Por vezes, é dentro da própria família alargada, que se encontram os opositores: nos semelhantes profissionais, se encontram os que se opõem ao relacionamento saudável e o incutem à descrença, à dificuldade.

Contudo, também os há realizados, felizes, bem alocados e posicionados, confortavelmente, que conseguem viver uma relação justa e tirar partido do investimento que foram fazendo ao longo dos anos.

Quando nos enamoramos de alguém, podemos entrar no relacionamento com a célebre frase de que o passado não interessa e é no agora que se constrói o futuro.

Vejamos, essa ideia de ignorar o passado é muito bonita até ao dia “X”: o dia em que se percebe que alguma coisa não funciona bem no relacionamento e nos questionamos o que é que terá acontecido para trás na vida da pessoa e o que terá feito ela ser o que é hoje, para que sintamos as dificuldades que sentimos.
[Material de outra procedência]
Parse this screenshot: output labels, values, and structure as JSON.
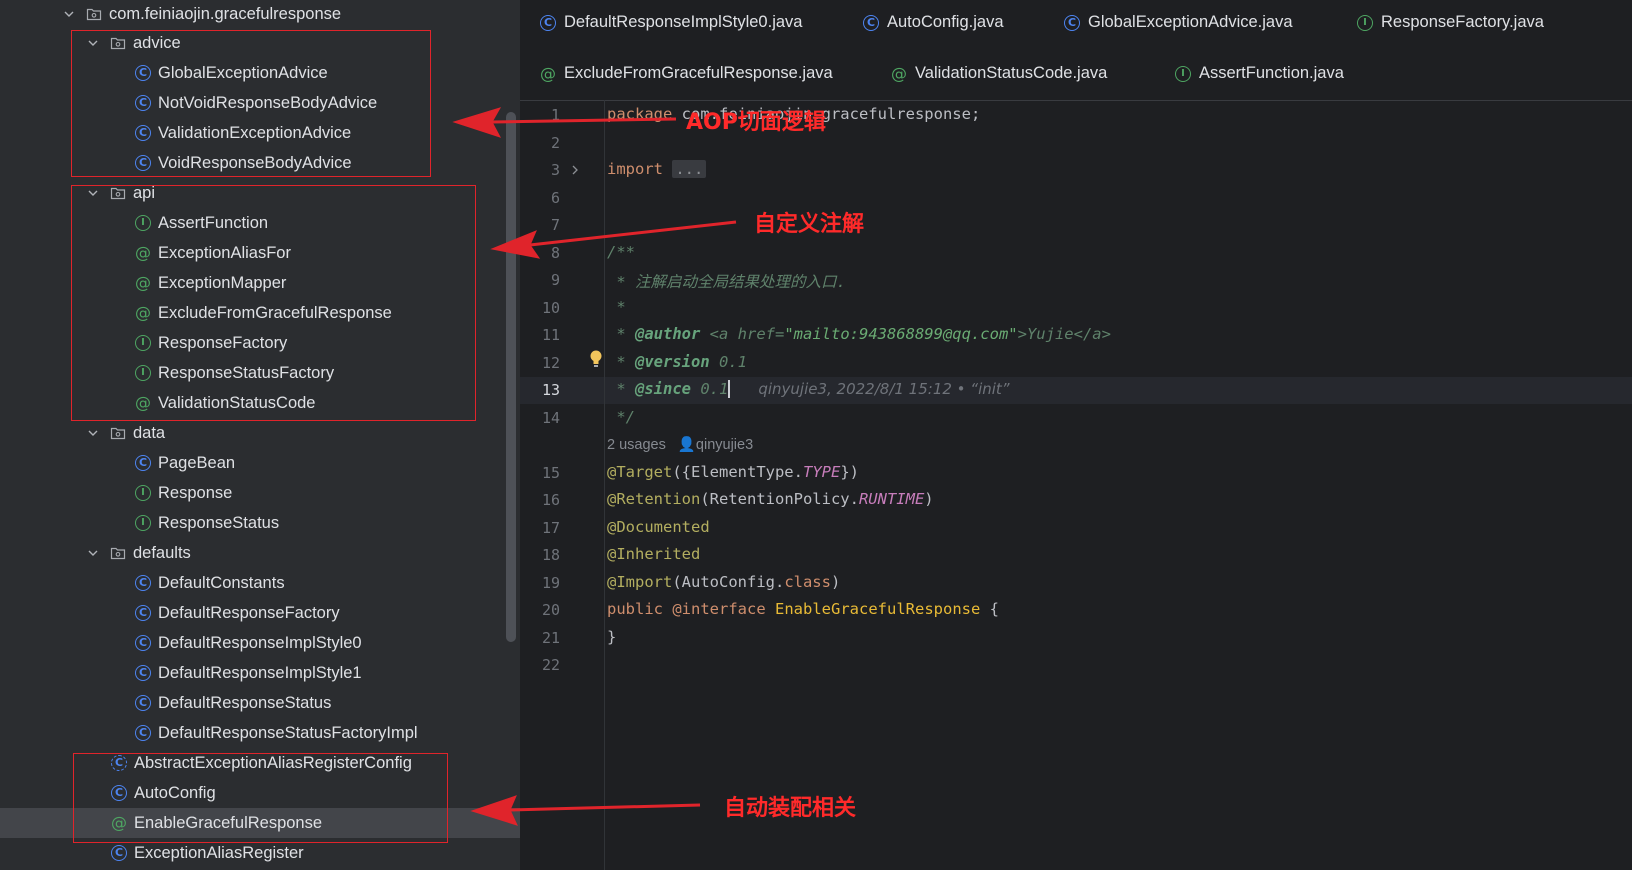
{
  "tree": {
    "root": "com.feiniaojin.gracefulresponse",
    "packages": {
      "advice": "advice",
      "api": "api",
      "data": "data",
      "defaults": "defaults"
    },
    "advice_items": [
      "GlobalExceptionAdvice",
      "NotVoidResponseBodyAdvice",
      "ValidationExceptionAdvice",
      "VoidResponseBodyAdvice"
    ],
    "api_items": [
      "AssertFunction",
      "ExceptionAliasFor",
      "ExceptionMapper",
      "ExcludeFromGracefulResponse",
      "ResponseFactory",
      "ResponseStatusFactory",
      "ValidationStatusCode"
    ],
    "data_items": [
      "PageBean",
      "Response",
      "ResponseStatus"
    ],
    "defaults_items": [
      "DefaultConstants",
      "DefaultResponseFactory",
      "DefaultResponseImplStyle0",
      "DefaultResponseImplStyle1",
      "DefaultResponseStatus",
      "DefaultResponseStatusFactoryImpl"
    ],
    "root_items": [
      "AbstractExceptionAliasRegisterConfig",
      "AutoConfig",
      "EnableGracefulResponse",
      "ExceptionAliasRegister"
    ]
  },
  "tabs": {
    "row1": [
      "DefaultResponseImplStyle0.java",
      "AutoConfig.java",
      "GlobalExceptionAdvice.java",
      "ResponseFactory.java"
    ],
    "row2": [
      "ExcludeFromGracefulResponse.java",
      "ValidationStatusCode.java",
      "AssertFunction.java"
    ]
  },
  "code": {
    "line_numbers": [
      "1",
      "2",
      "3",
      "6",
      "7",
      "8",
      "9",
      "10",
      "11",
      "12",
      "13",
      "14",
      "15",
      "16",
      "17",
      "18",
      "19",
      "20",
      "21",
      "22"
    ],
    "package_kw": "package",
    "package_name": " com.feiniaojin.gracefulresponse;",
    "import_kw": "import",
    "import_fold": "...",
    "doc_open": "/**",
    "doc_line1": " * 注解启动全局结果处理的入口.",
    "doc_line2": " *",
    "author_prefix": " * ",
    "author_tag": "@author",
    "author_html_open": " <a href=",
    "author_href": "\"mailto:943868899@qq.com\"",
    "author_gt": ">",
    "author_name": "Yujie",
    "author_html_close": "</a>",
    "version_prefix": " * ",
    "version_tag": "@version",
    "version_value": " 0.1",
    "since_prefix": " * ",
    "since_tag": "@since",
    "since_value": " 0.1",
    "blame": "qinyujie3, 2022/8/1 15:12 • “init”",
    "doc_close": " */",
    "usages": "2 usages",
    "author_hint": "qinyujie3",
    "target_ann": "@Target",
    "target_open": "({ElementType.",
    "target_const": "TYPE",
    "target_close": "})",
    "retention_ann": "@Retention",
    "retention_open": "(RetentionPolicy.",
    "retention_const": "RUNTIME",
    "retention_close": ")",
    "documented_ann": "@Documented",
    "inherited_ann": "@Inherited",
    "import_ann": "@Import",
    "import_open": "(AutoConfig.",
    "import_class_kw": "class",
    "import_close": ")",
    "public_kw": "public",
    "interface_kw": "@interface",
    "interface_name": "EnableGracefulResponse",
    "interface_open": " {",
    "interface_close": "}"
  },
  "annotations": {
    "aop": "AOP切面逻辑",
    "custom_annotation": "自定义注解",
    "auto_config": "自动装配相关"
  },
  "colors": {
    "annotation_red": "#e0242b",
    "class_icon": "#4d84f0",
    "interface_icon": "#4ea562"
  }
}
É nesse momento que percebemos, que por mais voltas que dês, o passado faz parte da sua vida e da sua história. Aí, no amadurecimento que ganhamos de anos em convívio, num determinado relacionamento, começamos a perceber porque é que na escola nos deram Nightingale e Benner, entre outras teóricas, para ler e porque é que ler sobre a história das coisas é relevante.

O modo como surgiu a enfermagem e como ela se foi constituindo, é cheio de marcas e de cicatrizes, que a tornaram no que é hoje. Mas é no passado e no modo como começou, que se identifica, logo à partida que é na raiz que está “o problema”.

Temos uma relação desigual entre aquilo em que a Ordem acredita, faz, investe com justiça e primor, com todo o ideal que de longe, como enfermeiros, e acredito, que a maioria da profissão e utentes vejam, saiba ser para valorizar (especialidade, competências acrescidas); mas depois, temos uma visão politico- social que se desvincula de ter qualquer interesse na profissão.

Na perspetiva social e talvez governamental, há confusão em todas as áreas que tocam o exercício da enfermagem, pois a enfermagem é TUDO e ao mesmo tempo se encaixa num conhecimento a tal ponto científico e holístico, que deixa transparecer uma omnipresença cuja diferença só é mesmo sentida pela pessoa que necessita dos cuidados.

E o relacionamento torna-se um misto em que não há capacidade de escuta, há desinteresse total até alguém precisar a sério de um enfermeiro, e se vê nitidamente uma parte a construir muitos castelos e a valorizar muitos pormenores, para engrandecer os que fazem parte da profissão, mas do outro lado, as pessoas que deveriam complementar a relação para que ela chegasse a um resultado efetivo, visível e transformador,  que favorecesse o conjunto,  passassem a vida ao telemóvel no seu mundo, sem capacidade de diálogo e com o foco totalmente sem qualquer tipo de abertura para qualquer direção. Aliás, com abertura para a direcção “nenhures”.

Não há dialética entre a enfermagem e os governantes. Mudar uma história demorará anos, ainda que seja de primor tentar e fazer o tudo que estiver ao alcance para lá chegar. É suado e requer muito auto sacrifício; muita força de vontade; muita ausência de deslumbre quando se tem esse poder social que faz mudar alguns aspetos.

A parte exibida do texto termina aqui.